作者:卫四月
便在這時,馬車稍稍停頓一下,打斷蕭婉兒和蕭驚鴻兩人的談話。
蕭婉兒坐穩些,疑惑問:“畫棠?”
車廂外的沈畫棠將馬車停在路邊,朝裡面回道:“大小姐,二小姐,有情況。”
聞言,蕭驚鴻直接拉開簾子朝外打量。
旋即她便看到不遠處一間裝裱行門外,幾名蕭家親衛打扮的甲士圍在那兒,中間還有一身著樸素長衫的老者,與一名蕭家丫鬟拉扯。
王力行和小蝶?
蕭驚鴻認出府內的人,接著她仔細打量那名老者,眼眸微愣。
蕭婉兒看不見外面的境況,忍不住問:“二妹,發生何事了?”
“大姐,應是貴雲書院的嶽明先生和府內的親衛、丫鬟起了爭執。”
人多嘴雜,蕭驚鴻只聽到什麼字帖,接著便道:“姐,你在車上稍坐片刻,我去去就來。”
蕭婉兒搖頭,“嶽明先生最是不喜軍伍中人,我跟你一起去吧。”
知道拗不過她,蕭驚鴻沒再多說,攙扶她一起下車走到裝裱行外。
只聽裡面,那位嶽明先生正在嘆氣:“姑娘,小姑娘,老夫對這幅字帖甚是喜愛,你,你割愛可好?”
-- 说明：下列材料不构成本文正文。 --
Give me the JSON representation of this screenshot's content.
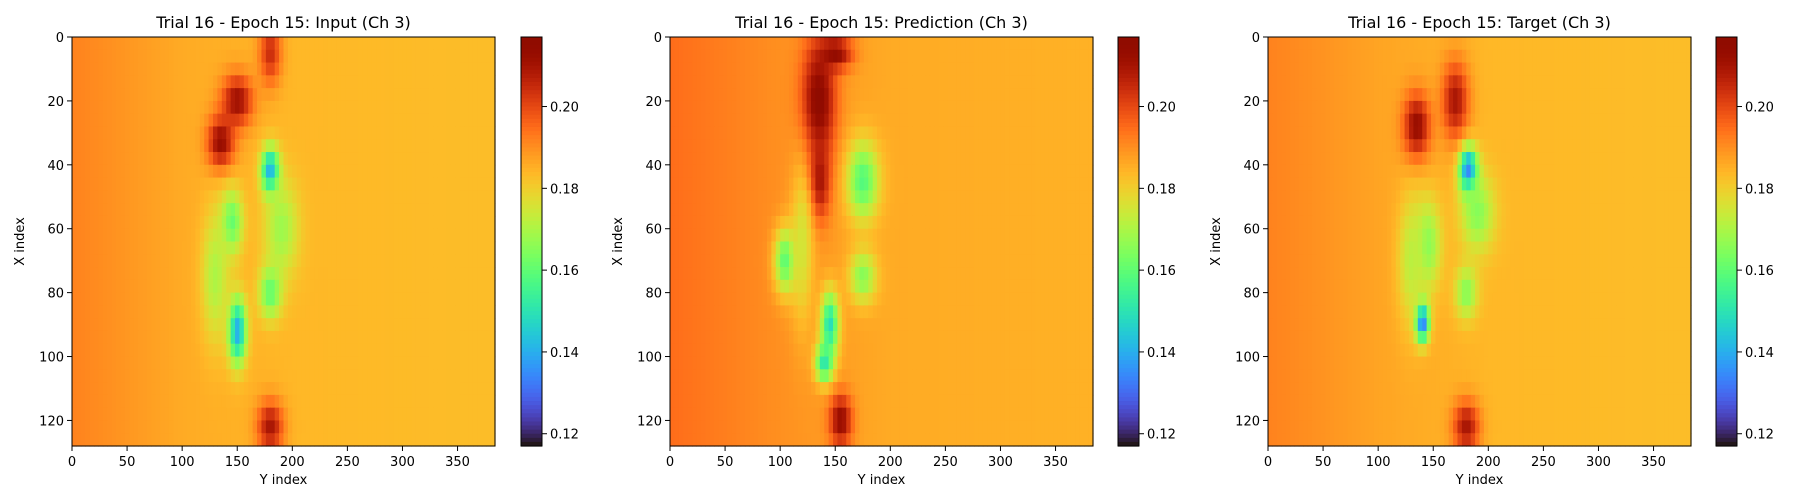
{
  "chart_data": [
    {
      "type": "heatmap",
      "title": "Trial 16 - Epoch 15: Input (Ch 3)",
      "xlabel": "Y index",
      "ylabel": "X index",
      "xlim": [
        0,
        384
      ],
      "ylim": [
        128,
        0
      ],
      "xticks": [
        0,
        50,
        100,
        150,
        200,
        250,
        300,
        350
      ],
      "yticks": [
        0,
        20,
        40,
        60,
        80,
        100,
        120
      ],
      "colorbar": {
        "min": 0.117,
        "max": 0.217,
        "ticks": [
          0.12,
          0.14,
          0.16,
          0.18,
          0.2
        ],
        "tick_labels": [
          "0.12",
          "0.14",
          "0.16",
          "0.18",
          "0.20"
        ],
        "colormap": "turbo"
      },
      "field": {
        "background_gradient": [
          [
            0,
            0.192
          ],
          [
            100,
            0.186
          ],
          [
            200,
            0.184
          ],
          [
            384,
            0.183
          ]
        ],
        "blobs": [
          {
            "x": 150,
            "y": 20,
            "rx": 14,
            "ry": 8,
            "value": 0.212
          },
          {
            "x": 135,
            "y": 33,
            "rx": 12,
            "ry": 8,
            "value": 0.214
          },
          {
            "x": 180,
            "y": 5,
            "rx": 10,
            "ry": 10,
            "value": 0.205
          },
          {
            "x": 180,
            "y": 122,
            "rx": 12,
            "ry": 8,
            "value": 0.21
          },
          {
            "x": 180,
            "y": 42,
            "rx": 8,
            "ry": 7,
            "value": 0.135
          },
          {
            "x": 190,
            "y": 60,
            "rx": 15,
            "ry": 15,
            "value": 0.168
          },
          {
            "x": 145,
            "y": 58,
            "rx": 10,
            "ry": 10,
            "value": 0.16
          },
          {
            "x": 150,
            "y": 92,
            "rx": 8,
            "ry": 10,
            "value": 0.138
          },
          {
            "x": 180,
            "y": 80,
            "rx": 10,
            "ry": 8,
            "value": 0.16
          },
          {
            "x": 130,
            "y": 75,
            "rx": 12,
            "ry": 20,
            "value": 0.17
          }
        ]
      }
    },
    {
      "type": "heatmap",
      "title": "Trial 16 - Epoch 15: Prediction (Ch 3)",
      "xlabel": "Y index",
      "ylabel": "X index",
      "xlim": [
        0,
        384
      ],
      "ylim": [
        128,
        0
      ],
      "xticks": [
        0,
        50,
        100,
        150,
        200,
        250,
        300,
        350
      ],
      "yticks": [
        0,
        20,
        40,
        60,
        80,
        100,
        120
      ],
      "colorbar": {
        "min": 0.117,
        "max": 0.217,
        "ticks": [
          0.12,
          0.14,
          0.16,
          0.18,
          0.2
        ],
        "tick_labels": [
          "0.12",
          "0.14",
          "0.16",
          "0.18",
          "0.20"
        ],
        "colormap": "turbo"
      },
      "field": {
        "background_gradient": [
          [
            0,
            0.195
          ],
          [
            100,
            0.19
          ],
          [
            200,
            0.186
          ],
          [
            384,
            0.185
          ]
        ],
        "blobs": [
          {
            "x": 135,
            "y": 20,
            "rx": 15,
            "ry": 18,
            "value": 0.217
          },
          {
            "x": 150,
            "y": 5,
            "rx": 15,
            "ry": 5,
            "value": 0.215
          },
          {
            "x": 135,
            "y": 45,
            "rx": 10,
            "ry": 12,
            "value": 0.212
          },
          {
            "x": 155,
            "y": 120,
            "rx": 10,
            "ry": 8,
            "value": 0.214
          },
          {
            "x": 175,
            "y": 45,
            "rx": 14,
            "ry": 12,
            "value": 0.158
          },
          {
            "x": 175,
            "y": 75,
            "rx": 12,
            "ry": 8,
            "value": 0.165
          },
          {
            "x": 145,
            "y": 90,
            "rx": 8,
            "ry": 10,
            "value": 0.148
          },
          {
            "x": 105,
            "y": 70,
            "rx": 10,
            "ry": 10,
            "value": 0.158
          },
          {
            "x": 140,
            "y": 102,
            "rx": 8,
            "ry": 6,
            "value": 0.15
          },
          {
            "x": 120,
            "y": 65,
            "rx": 10,
            "ry": 25,
            "value": 0.175
          }
        ]
      }
    },
    {
      "type": "heatmap",
      "title": "Trial 16 - Epoch 15: Target (Ch 3)",
      "xlabel": "Y index",
      "ylabel": "X index",
      "xlim": [
        0,
        384
      ],
      "ylim": [
        128,
        0
      ],
      "xticks": [
        0,
        50,
        100,
        150,
        200,
        250,
        300,
        350
      ],
      "yticks": [
        0,
        20,
        40,
        60,
        80,
        100,
        120
      ],
      "colorbar": {
        "min": 0.117,
        "max": 0.217,
        "ticks": [
          0.12,
          0.14,
          0.16,
          0.18,
          0.2
        ],
        "tick_labels": [
          "0.12",
          "0.14",
          "0.16",
          "0.18",
          "0.20"
        ],
        "colormap": "turbo"
      },
      "field": {
        "background_gradient": [
          [
            0,
            0.192
          ],
          [
            100,
            0.187
          ],
          [
            200,
            0.184
          ],
          [
            384,
            0.183
          ]
        ],
        "blobs": [
          {
            "x": 135,
            "y": 28,
            "rx": 12,
            "ry": 10,
            "value": 0.214
          },
          {
            "x": 170,
            "y": 20,
            "rx": 12,
            "ry": 12,
            "value": 0.21
          },
          {
            "x": 180,
            "y": 122,
            "rx": 12,
            "ry": 8,
            "value": 0.21
          },
          {
            "x": 182,
            "y": 42,
            "rx": 8,
            "ry": 7,
            "value": 0.125
          },
          {
            "x": 190,
            "y": 55,
            "rx": 15,
            "ry": 12,
            "value": 0.165
          },
          {
            "x": 140,
            "y": 89,
            "rx": 6,
            "ry": 6,
            "value": 0.12
          },
          {
            "x": 145,
            "y": 65,
            "rx": 12,
            "ry": 14,
            "value": 0.165
          },
          {
            "x": 180,
            "y": 80,
            "rx": 10,
            "ry": 8,
            "value": 0.165
          },
          {
            "x": 130,
            "y": 70,
            "rx": 12,
            "ry": 20,
            "value": 0.172
          }
        ]
      }
    }
  ]
}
小蝶抱著字帖不放,“老先生,這是姑爺送給老爺的賀壽禮,怎能給您?”
若不是一旁的王力行早先提醒過她,說這位老先生是貴雲書院的嶽明先生,蜀州最有名望的大儒。
她都在懷疑先前姑爺遺失的那幅字是否就是眼前的老先生所為。
可是明明她都說了這幅字不能給出去,老先生仍舊不依不饒,還要伸手去抓那幅剛剛裝裱好的字,讓她很生氣。
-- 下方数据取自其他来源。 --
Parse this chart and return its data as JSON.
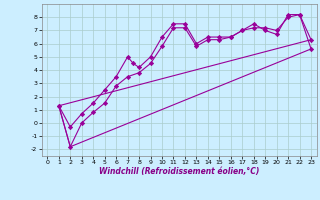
{
  "xlabel": "Windchill (Refroidissement éolien,°C)",
  "bg_color": "#cceeff",
  "line_color": "#990099",
  "marker": "D",
  "markersize": 2.2,
  "linewidth": 0.8,
  "xlim": [
    -0.5,
    23.5
  ],
  "ylim": [
    -2.5,
    9.0
  ],
  "xticks": [
    0,
    1,
    2,
    3,
    4,
    5,
    6,
    7,
    8,
    9,
    10,
    11,
    12,
    13,
    14,
    15,
    16,
    17,
    18,
    19,
    20,
    21,
    22,
    23
  ],
  "yticks": [
    -2,
    -1,
    0,
    1,
    2,
    3,
    4,
    5,
    6,
    7,
    8
  ],
  "grid_color": "#aacccc",
  "series": [
    {
      "x": [
        1,
        2,
        3,
        4,
        5,
        6,
        7,
        7.5,
        8,
        9,
        10,
        11,
        12,
        13,
        14,
        15,
        16,
        17,
        18,
        19,
        20,
        21,
        22,
        23
      ],
      "y": [
        1.3,
        -0.3,
        0.7,
        1.5,
        2.5,
        3.5,
        5.0,
        4.5,
        4.2,
        5.0,
        6.5,
        7.5,
        7.5,
        6.0,
        6.5,
        6.5,
        6.5,
        7.0,
        7.5,
        7.0,
        6.7,
        8.2,
        8.2,
        6.3
      ],
      "has_markers": true
    },
    {
      "x": [
        1,
        2,
        3,
        4,
        5,
        6,
        7,
        8,
        9,
        10,
        11,
        12,
        13,
        14,
        15,
        16,
        17,
        18,
        19,
        20,
        21,
        22,
        23
      ],
      "y": [
        1.3,
        -1.8,
        0.0,
        0.8,
        1.5,
        2.8,
        3.5,
        3.8,
        4.5,
        5.8,
        7.2,
        7.2,
        5.8,
        6.3,
        6.3,
        6.5,
        7.0,
        7.2,
        7.2,
        7.0,
        8.0,
        8.2,
        5.6
      ],
      "has_markers": true
    },
    {
      "x": [
        1,
        2,
        23
      ],
      "y": [
        1.3,
        -1.8,
        5.6
      ],
      "has_markers": false
    },
    {
      "x": [
        1,
        23
      ],
      "y": [
        1.3,
        6.3
      ],
      "has_markers": false
    }
  ]
}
“姑爺?蕭家那位姑爺?那你告訴老夫,他從哪兒買來的這幅字帖,老夫願意高價求購。”
“什麼買?這是姑爺自己寫的字。老先生,您若想買,可自去侯府找姑爺。”
聽完,嶽明先生一愣,“你說這幅字出自陳逸,陳輕舟之手?”
小蝶警惕地看著他:“當然是姑爺寫得字,難不成是您寫的?您的字,方才老闆已經給您了呀。”
嶽明先生狐疑地看看她,兀自不信,“姑娘,老夫只想要這字帖或者它的出處,你不願意便罷,何必說謊話來騙老夫?”
“我沒……”
不等小蝶繼續解釋,人群之外的蕭婉兒開口道:“嶽明先生,請聽婉兒一言。”
直到這時,蕭家親衛和小蝶方才注意到外面的蕭婉兒和蕭驚鴻等人,連忙行禮:
“屬下見過大小姐,二小姐。”
“小蝶見過大小姐,二小姐。”
周圍來往的行客,以及早就在圍觀的眾人都是愣神,方才知道眼前幾人竟是武侯府主家那對姐妹。
當即,多數人都跪在地上,唯獨幾名身有功名的學子仍舊長身而立。
蕭婉兒掃視一眼,溫和的應了一聲,“都起來吧。”
待眾人起身,她便扶著蕭驚鴻的手來到老者跟前,欠身道:
“嶽明先生,小蝶方才說的話都是真的,此字的確是婉兒妹夫陳逸,陳輕舟所寫。”
雖說她沒有看過小蝶手中字帖,但是以她先前見過的陳逸的字來看,倒的確有可能引得嶽明先生青睞。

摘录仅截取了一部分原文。